Objectives: To compare the annual relapse rate (ARR) of MS in patients initiating delayed-release dimethyl fumarate (DMF; also known as gastro-resistant DMF), glatiramer acetate (GA), interferon (IFN), fingolimod (FTY), and teriflunomide (TER).

Methods: This study used MarketScan, a large US commercial insurance database. Adult MS patients (18-64 years) who initiated a DMT of interest in 2013 were included. The main outcome of interest, ARR, was calculated based on the number of MS-related relapses (identified from inpatient and outpatient claims) within 1 year post-DMT initiation. Poisson regression was used to compare the adjusted ARR while controlling for the difference in demographics, comorbidities, MS symptoms, DMT use, and ARR at baseline. Subgroup analyses were conducted based on the DMT used within the year prior to index date.

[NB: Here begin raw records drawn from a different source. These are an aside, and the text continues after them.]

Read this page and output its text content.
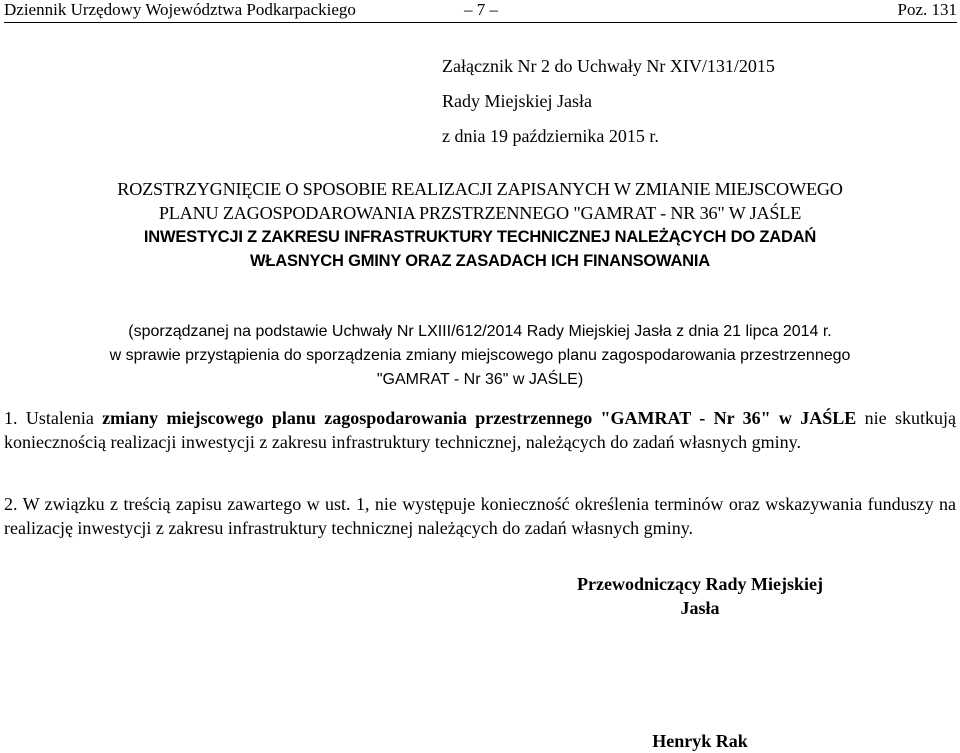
Dziennik Urzędowy Województwa Podkarpackiego	– 7 –	Poz. 131
Załącznik Nr 2 do Uchwały Nr XIV/131/2015
Rady Miejskiej Jasła
z dnia 19 października 2015 r.
ROZSTRZYGNIĘCIE O SPOSOBIE REALIZACJI ZAPISANYCH W ZMIANIE MIEJSCOWEGO
PLANU ZAGOSPODAROWANIA PRZSTRZENNEGO "GAMRAT - NR 36" W JAŚLE
INWESTYCJI Z ZAKRESU INFRASTRUKTURY TECHNICZNEJ NALEŻĄCYCH DO ZADAŃ
WŁASNYCH GMINY ORAZ ZASADACH ICH FINANSOWANIA
(sporządzanej na podstawie Uchwały Nr LXIII/612/2014 Rady Miejskiej Jasła z dnia 21 lipca 2014 r.
w sprawie przystąpienia do sporządzenia zmiany miejscowego planu zagospodarowania przestrzennego
"GAMRAT - Nr 36" w JAŚLE)
1. Ustalenia zmiany miejscowego planu zagospodarowania przestrzennego "GAMRAT - Nr 36" w JAŚLE nie skutkują koniecznością realizacji inwestycji z zakresu infrastruktury technicznej, należących do zadań własnych gminy.
2. W związku z treścią zapisu zawartego w ust. 1, nie występuje konieczność określenia terminów oraz wskazywania funduszy na realizację inwestycji z zakresu infrastruktury technicznej należących do zadań własnych gminy.
Przewodniczący Rady Miejskiej
Jasła
Henryk Rak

Results: A total of 3,352 DMF, 1,057 GA, 884 IFN, 579 FTY, and 500 TER patients were included in the analysis. Baseline differences were seen in age (46.7, 43.5, 43.6, 43.8, and 49.6, respectively; p<0.01), proportion of females (76.6%, 79.0%, 78.6%, 76.2%, vs. 80.0%, respectively; p=0.21), proportion with other DMT in the prior year (68.7%, 15.7%, 13.5%, 64.2%, and 66.0%, respectively; p<0.01), and ARR in the prior year (0.43, 0.31, 0.37, 0.44, and 0.38, respectively; p<0.01). After DMT initiation, the unadjusted ARR was 0.30 for DMF, 0.33 for GA, 0.34 for IFN, 0.31 for FTY, and 0.35 for TER (p<0.01). Using DMF as the reference, the adjusted incidence rate ratio was 1.34 (95% confidence interval [CI]: 1.17–1.53) for GA, 1.27 (1.10–1.46) for IFN, 1.03 (0.88–1.21) for FTY, and 1.23 (1.05–1.45) for TER. Consistent findings were observed in the subgroups stratified by DMT use in the prior year.

Conclusions: DMF demonstrated significantly better effectiveness than GA, IFN, and TER in the real-world setting. No significant difference was observed between DMF and FTY.